The Long Shot [Tiro no escuro]by Kate Bingham and Tim Hames (Oneworld Publications, 352 pages – £18)

This is an insider, unmissable look at how the Vaccination Task Force overcame the odds and accomplished the scientific miracle we’ve all been waiting for.

Butler to the World [Mordomo do mundo]by Oliver Bullough – (St. Martin’s Press, 288 pages – $36, R$155.95)

Butler to the World is filled with stories of how former or remaining outposts of the British Empire, from the British Virgin Islands to Gibraltar, reinvented themselves as places to hide money or escape onerous rules.

dead in the water [Morto na água]by Matthew Campbell and Kit Chellel – (Atlantic Books, 288 pages – £13.99, $23.99, R$126.26)

Dead in the Water is a triumphant example of what happens when editors give reporters time to pull the threads of a story until illusions are shattered.

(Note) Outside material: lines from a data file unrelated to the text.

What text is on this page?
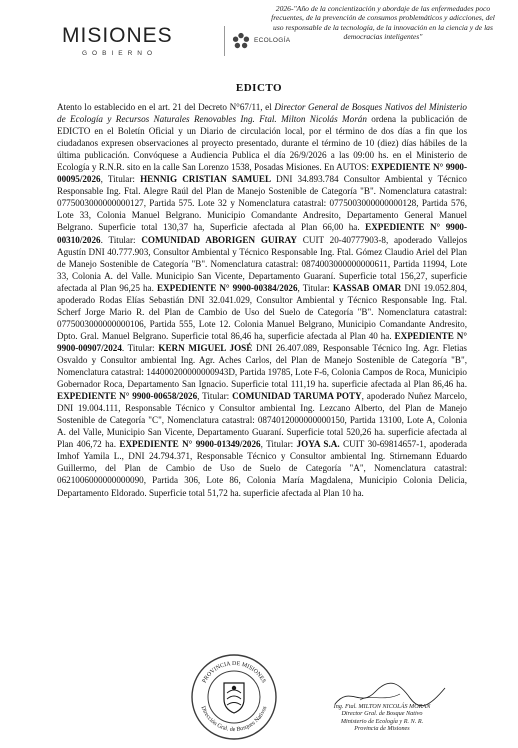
MISIONES
GOBIERNO
ECOLOGÍA
2026-"Año de la concientización y abordaje de las enfermedades poco frecuentes, de la prevención de consumos problemáticos y adicciones, del uso responsable de la tecnología, de la innovación en la ciencia y de las democracias inteligentes"
EDICTO

Atento lo establecido en el art. 21 del Decreto N°67/11, el Director General de Bosques Nativos del Ministerio de Ecología y Recursos Naturales Renovables Ing. Ftal. Milton Nicolás Morán ordena la publicación de EDICTO en el Boletín Oficial y un Diario de circulación local, por el término de dos días a fin que los ciudadanos expresen observaciones al proyecto presentado, durante el término de 10 (diez) días hábiles de la última publicación. Convóquese a Audiencia Publica el día 26/9/2026 a las 09:00 hs. en el Ministerio de Ecología y R.N.R. sito en la calle San Lorenzo 1538, Posadas Misiones. En AUTOS: EXPEDIENTE N° 9900-00095/2026, Titular: HENNIG CRISTIAN SAMUEL DNI 34.893.784 Consultor Ambiental y Técnico Responsable Ing. Ftal. Alegre Raúl del Plan de Manejo Sostenible de Categoría "B". Nomenclatura catastral: 0775003000000000127, Partida 575. Lote 32 y Nomenclatura catastral: 0775003000000000128, Partida 576, Lote 33, Colonia Manuel Belgrano. Municipio Comandante Andresito, Departamento General Manuel Belgrano. Superficie total 130,37 ha, Superficie afectada al Plan 66,00 ha. EXPEDIENTE N° 9900-00310/2026. Titular: COMUNIDAD ABORIGEN GUIRAY CUIT 20-40777903-8, apoderado Vallejos Agustín DNI 40.777.903, Consultor Ambiental y Técnico Responsable Ing. Ftal. Gómez Claudio Ariel del Plan de Manejo Sostenible de Categoría "B". Nomenclatura catastral: 0874003000000000611, Partida 11994, Lote 33, Colonia A. del Valle. Municipio San Vicente, Departamento Guaraní. Superficie total 156,27, superficie afectada al Plan 96,25 ha. EXPEDIENTE N° 9900-00384/2026, Titular: KASSAB OMAR DNI 19.052.804, apoderado Rodas Elías Sebastián DNI 32.041.029, Consultor Ambiental y Técnico Responsable Ing. Ftal. Scherf Jorge Mario R. del Plan de Cambio de Uso del Suelo de Categoría "B". Nomenclatura catastral: 0775003000000000106, Partida 555, Lote 12. Colonia Manuel Belgrano, Municipio Comandante Andresito, Dpto. Gral. Manuel Belgrano. Superficie total 86,46 ha, superficie afectada al Plan 40 ha. EXPEDIENTE N° 9900-00907/2024. Titular: KERN MIGUEL JOSÉ DNI 26.407.089, Responsable Técnico Ing. Agr. Fletias Osvaldo y Consultor ambiental Ing. Agr. Aches Carlos, del Plan de Manejo Sostenible de Categoría "B", Nomenclatura catastral: 144000200000000943D, Partida 19785, Lote F-6, Colonia Campos de Roca, Municipio Gobernador Roca, Departamento San Ignacio. Superficie total 111,19 ha. superficie afectada al Plan 86,46 ha. EXPEDIENTE N° 9900-00658/2026, Titular: COMUNIDAD TARUMA POTY, apoderado Nuñez Marcelo, DNI 19.004.111, Responsable Técnico y Consultor ambiental Ing. Lezcano Alberto, del Plan de Manejo Sostenible de Categoría "C", Nomenclatura catastral: 0874012000000000150, Partida 13100, Lote A, Colonia A. del Valle, Municipio San Vicente, Departamento Guaraní. Superficie total 520,26 ha. superficie afectada al Plan 406,72 ha. EXPEDIENTE N° 9900-01349/2026, Titular: JOYA S.A. CUIT 30-69814657-1, apoderada Imhof Yamila L., DNI 24.794.371, Responsable Técnico y Consultor ambiental Ing. Stirnemann Eduardo Guillermo, del Plan de Cambio de Uso de Suelo de Categoría "A", Nomenclatura catastral: 0621006000000000090, Partida 306, Lote 86, Colonia María Magdalena, Municipio Colonia Delicia, Departamento Eldorado. Superficie total 51,72 ha. superficie afectada al Plan 10 ha.

PROVINCIA DE MISIONES
Dirección Gral. de Bosques Nativos	Ing. Ftal. MILTON NICOLÁS MORAN
Director Gral. de Bosque Nativo
Ministerio de Ecología y R. N. R.
Provincia de Misiones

The result is in part a well-written, well-paced cop. But it is also a moral tale. It pits innocent sailors and a maritime inspector against people who appear to have deliberately set fire to the Brillante Virtuoso, a Suezmax oil tanker.

Influence Empire [Império de influência]by Lulu Chen (Hodder & Stoughton, 256 pages – £19.45, $28.99)

In this fascinating narrative – filled with insider interviews, exclusive details about the company’s culture – technology reporter Lulu Chen tells the story of how Tencent is changing the world and asks what the consequences will be for all of us.

Slouching Towards Utopia [Arrastando-se para a utopia]by J. Bradford DeLong (Basic Books, 546 pages – £30, $30)

In vivid and compelling detail, DeLong charts the unprecedented explosion of material wealth after 1870 that transformed living standards across the world, freeing humanity from centuries of poverty, but which, paradoxically, left us today with unprecedented social inequality. , global warming and widespread dissatisfaction with the status quo.

disorder [Transtorno]by Helen Thompson (Oxford University Press, 384 pages – $25.68)

Helen Thompson’s book Disorder: Hard Times in the 21st Century [Tempos difíceis no século 21]is an ambitious attempt to weave domestic geopolitical, economic, and political themes into a single narrative—the story of the growing instability of today’s global political system.

Nomad Century [Século nômade]by Gaia Vince (Flatiron Book, 288 pages – $28.99, R$101.88; Allen Lane, 288 pages)

This is a chilling warning that large numbers of people will be forced to migrate on a warming planet that already has twice as many days when temperatures exceed a dangerous 50°C as it did 30 years ago.